Even if Bob Carr isn’t drafted into the job, most pundits think that Craig Emerson won’t be staying on as foreign minister. Which may be just as well, because he hasn’t exactly covered himself in glory in his short tenure so far.

Yesterday morning, Emerson told caucus that MPs should not attend a meeting of the new Australia-Pacific group of International Parliamentarians for West Papua. Apparently a number of his colleagues told him to mind his own business, and at least three of them went anyway. One of those, Laurie Ferguson, described Emerson’s position as “unprecedented, ridiculous and ill-informed”.

For Emerson it’s quite possible that this was less a matter of kowtowing to the Indonesians and more a matter of venting his dislike of the Greens, who organised the meeting. Either way it was not a success: the meeting made headlines in Jakarta and also provided some good publicity for Greens senator Richard Di Natale.

As he said, “It’s disappointing that there is any division over protecting the fundamental human rights of our neighbours in West Papua.”

But in Emerson’s defence, his position is thoroughly consistent with the attitude taken by both sides of politics to West Papua. Just as with the parallel case of East Timor, Australia connived at Indonesia’s imperialism and then pretended for decades that the problem did not exist.

At least East Timor, having been invaded by a right-wing Indonesian government, had a devoted band of supporters on the Australian left (who were repeatedly sold out by the ALP). West Papua lacked even that, having been occupied (courtesy of a rigged UN process) by a left-wing Indonesian government a decade earlier.

But appeasement has long since become bipartisan. Even after the Howard government, with extreme reluctance, had been driven to support East Timorese independence, it failed to learn the lesson and continued to deny any concerns about West Papua. In 2006 our ambassador in Washington went out of his way to endorse Indonesian rule.

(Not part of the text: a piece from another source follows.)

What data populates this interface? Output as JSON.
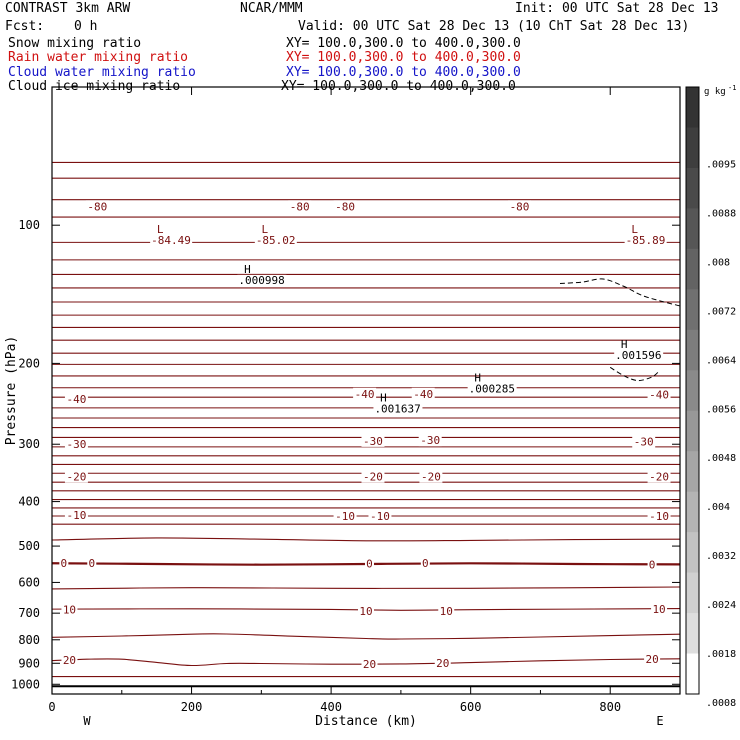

Which raises the interesting question of where the Coalition MPs were at yesterday’s meeting. None of the reports mention them, so if any attended they are keeping very quiet about it. Sad to say, being tagged as a supporter of human rights is not a good career move in today’s Liberal Party.

Rather it’s the Greens, regularly smeared as advocates of dictatorship, who end up making the running on issues of self-determination — not just West Papua, but Tibet, Palestine, Western Sahara and others. Labor has the occasional backbencher who will put their hand up (Michael Danby on Tibet deserves particular credit), but no word at all from the opposition.

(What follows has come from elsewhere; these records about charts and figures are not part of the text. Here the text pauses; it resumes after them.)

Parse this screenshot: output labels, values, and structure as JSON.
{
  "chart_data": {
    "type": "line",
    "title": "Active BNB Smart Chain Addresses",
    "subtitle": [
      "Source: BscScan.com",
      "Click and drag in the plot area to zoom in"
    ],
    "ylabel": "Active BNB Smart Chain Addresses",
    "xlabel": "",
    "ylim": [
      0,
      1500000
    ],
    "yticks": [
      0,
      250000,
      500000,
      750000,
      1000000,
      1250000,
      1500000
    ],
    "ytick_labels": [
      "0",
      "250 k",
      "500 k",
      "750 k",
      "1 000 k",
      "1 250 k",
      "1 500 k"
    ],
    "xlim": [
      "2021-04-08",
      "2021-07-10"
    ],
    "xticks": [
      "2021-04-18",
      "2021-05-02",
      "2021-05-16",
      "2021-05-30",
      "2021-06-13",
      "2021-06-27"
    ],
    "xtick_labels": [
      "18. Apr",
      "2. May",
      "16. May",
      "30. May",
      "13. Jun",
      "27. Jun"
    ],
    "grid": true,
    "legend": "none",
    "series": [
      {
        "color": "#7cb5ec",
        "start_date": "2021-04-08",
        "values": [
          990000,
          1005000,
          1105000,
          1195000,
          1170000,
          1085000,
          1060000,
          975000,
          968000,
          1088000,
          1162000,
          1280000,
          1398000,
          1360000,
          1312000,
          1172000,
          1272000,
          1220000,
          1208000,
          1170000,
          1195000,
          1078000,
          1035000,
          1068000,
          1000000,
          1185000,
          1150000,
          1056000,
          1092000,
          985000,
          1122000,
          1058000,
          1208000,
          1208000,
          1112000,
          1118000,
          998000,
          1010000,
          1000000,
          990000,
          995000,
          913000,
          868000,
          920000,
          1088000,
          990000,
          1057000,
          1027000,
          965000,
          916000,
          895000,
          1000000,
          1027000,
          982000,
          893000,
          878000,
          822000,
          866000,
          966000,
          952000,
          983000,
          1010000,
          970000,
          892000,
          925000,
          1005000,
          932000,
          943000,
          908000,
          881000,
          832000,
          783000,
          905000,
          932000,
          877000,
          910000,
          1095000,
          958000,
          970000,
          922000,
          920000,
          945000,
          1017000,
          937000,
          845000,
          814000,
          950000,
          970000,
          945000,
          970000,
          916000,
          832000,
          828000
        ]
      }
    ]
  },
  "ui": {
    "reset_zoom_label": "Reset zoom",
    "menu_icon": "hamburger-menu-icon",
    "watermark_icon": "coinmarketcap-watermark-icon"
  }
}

It’s a common pattern; Labor gets the bad publicity for trying to rein in its dissenters, but the Liberals get a free pass because conformity has been so well enforced that they have no dissenters in the first place.

Just as our East Timor policy eventually collapsed under its own weight, one day the reality of West Papua will have to be recognised as well.

When its people finally get their freedom, the Australian government of the day will probably try to take credit and hope our long and discreditable record can be quietly forgotten.